Part A insures you for the first 100 days in an SNF. During those first 100 days, you will begin with a $0 copay for 20 days. Then your copay becomes $167.50 per day until day 100. If you remain in an SNF beyond that, your speech therapy will be covered by Part B.
What Does Part B Cover?
Another way you might receive your speech therapy is in an outpatient setting. An outpatient setting can be at a doctor’s office, a speech therapist’s office, or a Comprehensive Outpatient Rehabilitation Facility (CORF). If you receive your therapy at one of these locations, Part B will cover it.
Speech therapy coverage under Part B is just like anything else that Part B covers. After the annual deductible has been met, Medicare Part B will cover 80% of the costs for items that are medically necessary, and you will be responsible for the rest. Beneficiaries can purchase Medigap insurance to help them cover Part A and B deductibles and that other 20%.
In years past, Medicare has had a preset hard spending cap on therapy services. Once the total spending amount reached $2,010, Part B would stop paying for therapy for that calendar year. However, with the recent passage of the Bipartisan Budget Act, Congress eliminated the hard cap.

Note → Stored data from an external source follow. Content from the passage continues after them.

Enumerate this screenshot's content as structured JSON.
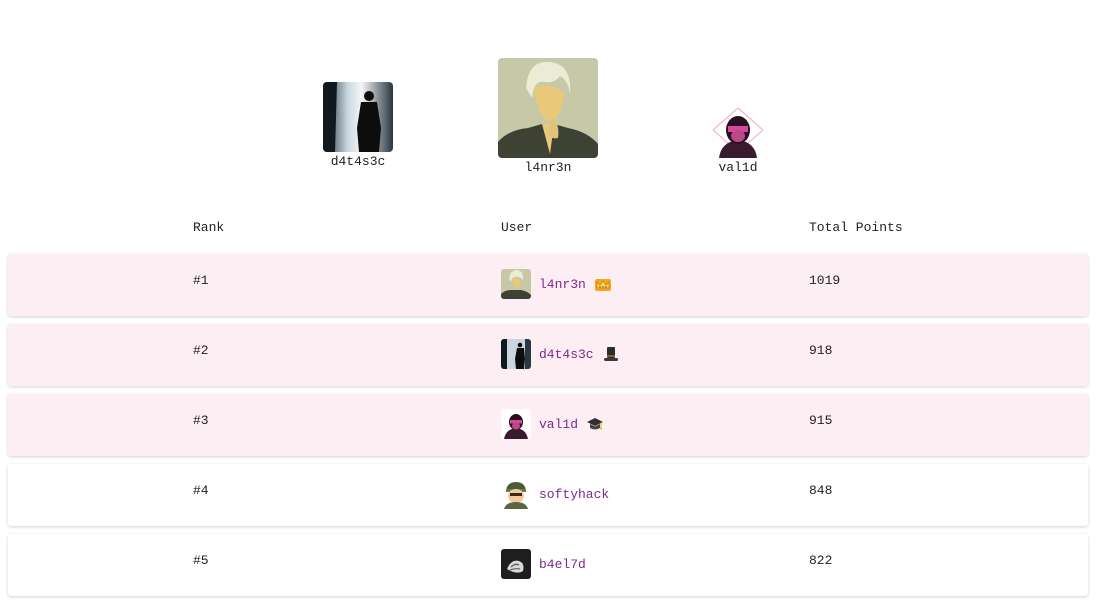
{
  "podium": {
    "first": {
      "name": "l4nr3n"
    },
    "second": {
      "name": "d4t4s3c"
    },
    "third": {
      "name": "val1d"
    }
  },
  "table": {
    "headers": {
      "rank": "Rank",
      "user": "User",
      "points": "Total Points"
    },
    "rows": [
      {
        "rank": "#1",
        "user": "l4nr3n",
        "points": "1019",
        "badge": "crown-icon",
        "highlight": true
      },
      {
        "rank": "#2",
        "user": "d4t4s3c",
        "points": "918",
        "badge": "top-hat-icon",
        "highlight": true
      },
      {
        "rank": "#3",
        "user": "val1d",
        "points": "915",
        "badge": "grad-cap-icon",
        "highlight": true
      },
      {
        "rank": "#4",
        "user": "softyhack",
        "points": "848",
        "badge": null,
        "highlight": false
      },
      {
        "rank": "#5",
        "user": "b4el7d",
        "points": "822",
        "badge": null,
        "highlight": false
      }
    ]
  },
  "colors": {
    "highlight_row": "#fdeef3",
    "username": "#7b2a8c"
  }
}
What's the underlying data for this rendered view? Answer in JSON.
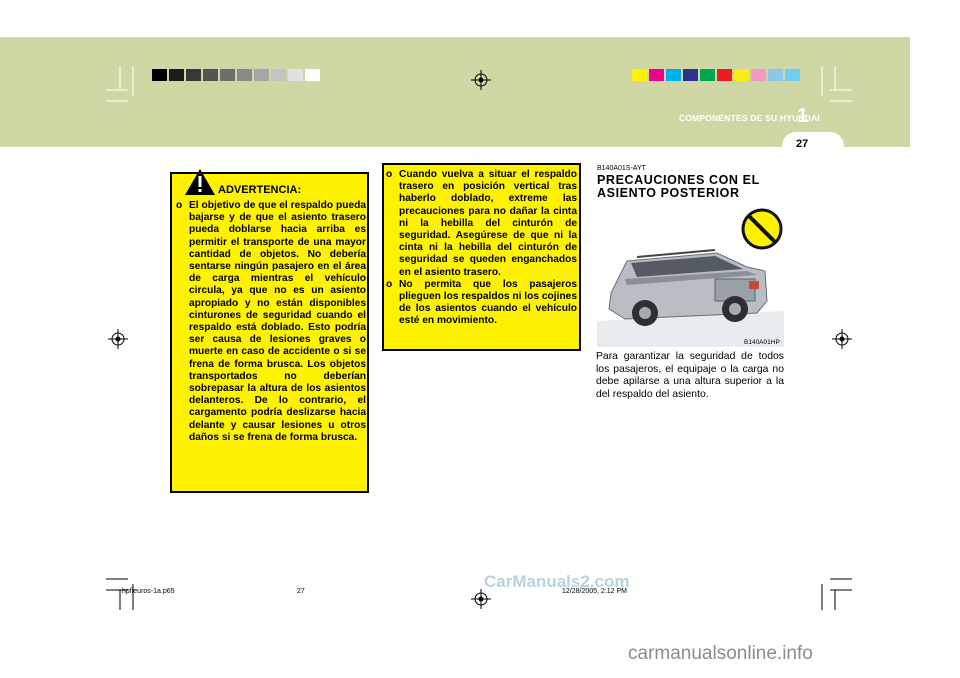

Going forward, Medicare has set a threshold at the same dollar amount, $2010, but exceptions can be made when more therapy is documented as medically necessary.
Then when spending reaches $3000, CMS may conduct a targeted medical review to confirm medical necessity. If Medicare declines additional therapy, then your therapist is required to give you a written notice that Medicare will no longer pay for the therapy. This is known as an Advance Beneficiary Notice of Noncoverage (ABN).
Additional Need to Know Information
You can also receive coverage for speech therapy under a Medicare Advantage plan. Because Medicare Advantage plans include Original Medicare, speech therapy is covered very similarly. Each Advantage plan is different in what they charge for copays and deductibles, so be sure to check with your plan to see how your therapy may be covered.
Some doctors may prescribe medications to assist your speech therapy. In this case, it’s recommended you have a Part D plan to cover these prescriptions. Drug plans have formularies that explain which medications are covered. Check your formulary to see if your prescriptions are covered by that specific plan.